I’ve just installed Leap 42.2 on a new XPS 13 (model 9360), all working fine, except screen backlight / brightness is not working when pressing F11/F12. I did some investigation and found:
out-of-the-box install, there’s nothing in /sys/class/backlight
unless I add acpi_backlight=vendor as kernel parameter, then there’s /sys/class/backlight/dell_backlight/ and the relevant files. In this case, the screen brightness logo appears when pressing F11/F12, the files in /sys/class/backlight/dell_backlight get changed with other values, but the actual screen brightness does not change
if on top of that I add acpi_osi=Linux, then initially brightness actually adjusts, but laptop crashes (really locks itself).
So no luck so far to get this working. I suspect kernel/driver compatibilty. On a sidenote: the laptop came installed with Ubuntu 16.04 (this is an option at Dell for this laptop), but I didn’t like it much, although backlight was working on this distribution, so there seems to be a workaround. Any suggestions I could try further?
as kernel parameter also works some time, but still crashes my system. In that case, there’s no /sys/class/backlight/… directories. However, doing
echo 0 >/proc/sys/kernel/nmi_watchdog
as well, seems to give better results (some brief freezes from time to time).
Reading the posts mentioned above, it looks like this is a vendor specific issue, but wonder how to get this fix (as far as it is stable enough) back into a working solution for XPS users in OpenSuse.
Hi, you apparently run a KabyLake fresh out of the press… (pci 0x8086:0x5916).
While "acpi_osi= " should fix the backlight problem as in other laptops (including mine), maybe you have a video driver problem.
You might need the “i915.preliminary_hw_support=1” boot parameter on 4.4.x kernels, or try a newer kernel (but with caution, current 4.9.3 kernels might have other issues…).
Thanks for the suggestion. Tried it, no luck though, still crashed without the nmi_watchdog setting. Kernel of the Day did not yield different results. So your suggestion is possible, so it’s possibly not a specific Dell issue, but in the broader sense just new Intel graphics hardware which is used in other brands as well. I guess it’s just a matter of waiting for kernel / drivers to catch up.
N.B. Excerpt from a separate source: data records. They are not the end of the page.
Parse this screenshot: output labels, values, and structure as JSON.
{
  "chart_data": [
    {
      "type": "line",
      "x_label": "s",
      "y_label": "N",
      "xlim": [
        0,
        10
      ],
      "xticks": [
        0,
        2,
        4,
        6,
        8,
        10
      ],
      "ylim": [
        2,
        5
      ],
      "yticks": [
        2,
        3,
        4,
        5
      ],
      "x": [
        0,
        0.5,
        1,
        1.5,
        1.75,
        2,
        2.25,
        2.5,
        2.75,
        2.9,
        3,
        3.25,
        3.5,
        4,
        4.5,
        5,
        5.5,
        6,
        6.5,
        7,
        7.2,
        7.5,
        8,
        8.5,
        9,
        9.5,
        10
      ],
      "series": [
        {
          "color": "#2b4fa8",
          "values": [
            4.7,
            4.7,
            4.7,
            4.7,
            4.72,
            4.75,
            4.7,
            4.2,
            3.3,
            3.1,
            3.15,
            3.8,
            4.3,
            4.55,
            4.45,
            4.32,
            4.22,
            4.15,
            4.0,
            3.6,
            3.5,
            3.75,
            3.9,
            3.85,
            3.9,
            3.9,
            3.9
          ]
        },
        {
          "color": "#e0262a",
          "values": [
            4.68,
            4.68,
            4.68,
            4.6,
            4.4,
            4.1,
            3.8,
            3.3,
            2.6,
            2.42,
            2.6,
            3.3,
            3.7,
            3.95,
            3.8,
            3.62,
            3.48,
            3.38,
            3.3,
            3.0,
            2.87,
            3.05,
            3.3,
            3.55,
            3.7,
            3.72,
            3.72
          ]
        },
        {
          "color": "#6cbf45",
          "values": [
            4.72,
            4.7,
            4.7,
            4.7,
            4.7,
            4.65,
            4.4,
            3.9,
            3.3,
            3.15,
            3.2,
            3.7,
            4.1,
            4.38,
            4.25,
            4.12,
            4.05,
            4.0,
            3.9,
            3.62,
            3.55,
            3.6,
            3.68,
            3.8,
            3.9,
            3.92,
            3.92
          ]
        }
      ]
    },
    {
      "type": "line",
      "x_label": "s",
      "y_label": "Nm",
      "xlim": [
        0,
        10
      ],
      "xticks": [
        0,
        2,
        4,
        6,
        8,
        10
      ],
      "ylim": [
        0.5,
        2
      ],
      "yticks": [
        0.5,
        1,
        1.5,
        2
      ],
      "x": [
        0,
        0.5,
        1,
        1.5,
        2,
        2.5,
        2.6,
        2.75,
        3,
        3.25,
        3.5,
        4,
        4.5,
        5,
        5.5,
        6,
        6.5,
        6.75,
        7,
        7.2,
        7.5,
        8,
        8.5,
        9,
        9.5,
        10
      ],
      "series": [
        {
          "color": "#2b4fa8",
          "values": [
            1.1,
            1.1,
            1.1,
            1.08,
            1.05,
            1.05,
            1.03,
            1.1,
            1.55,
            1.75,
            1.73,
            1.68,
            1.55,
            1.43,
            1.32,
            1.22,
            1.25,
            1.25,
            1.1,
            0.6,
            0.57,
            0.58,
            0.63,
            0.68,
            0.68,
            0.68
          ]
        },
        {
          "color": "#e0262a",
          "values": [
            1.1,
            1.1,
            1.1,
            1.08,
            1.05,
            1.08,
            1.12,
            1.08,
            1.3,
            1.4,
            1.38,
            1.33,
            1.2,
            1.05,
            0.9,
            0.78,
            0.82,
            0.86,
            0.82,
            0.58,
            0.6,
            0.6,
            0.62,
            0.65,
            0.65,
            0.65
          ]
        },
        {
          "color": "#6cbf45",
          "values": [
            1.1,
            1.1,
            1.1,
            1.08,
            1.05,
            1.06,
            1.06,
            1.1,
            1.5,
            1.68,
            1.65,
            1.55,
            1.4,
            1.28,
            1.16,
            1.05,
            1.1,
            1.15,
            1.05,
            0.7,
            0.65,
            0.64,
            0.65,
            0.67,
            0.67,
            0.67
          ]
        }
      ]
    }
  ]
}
Since I have a solution that works - see above, I’m sticking to that right now. Feel free to report on your progress finding another one ;). Main thing is actually that Dell has a working solution in Ubuntu that works better; I guess this is done by a newer driver.
For what it is worth, with my Asus laptop:
in the SysTray click on Power
on the right of “Enable Power Management”, click on the small context icon
then, energy saving or screen brightness
I had a backlight slider and a “dim” button
Turn that “Dim” button off & check your Fn+ Bright up/down keys
if they are working, save/apply out of that & logout/in to save the config
Good that you also found a solution for your Asus! Sound less invasive than mine. For me though, your solution did not work as I don’t have the “Enable Power Management” / brightness configuration. My guess is you’re on KDE insted of Gnome3.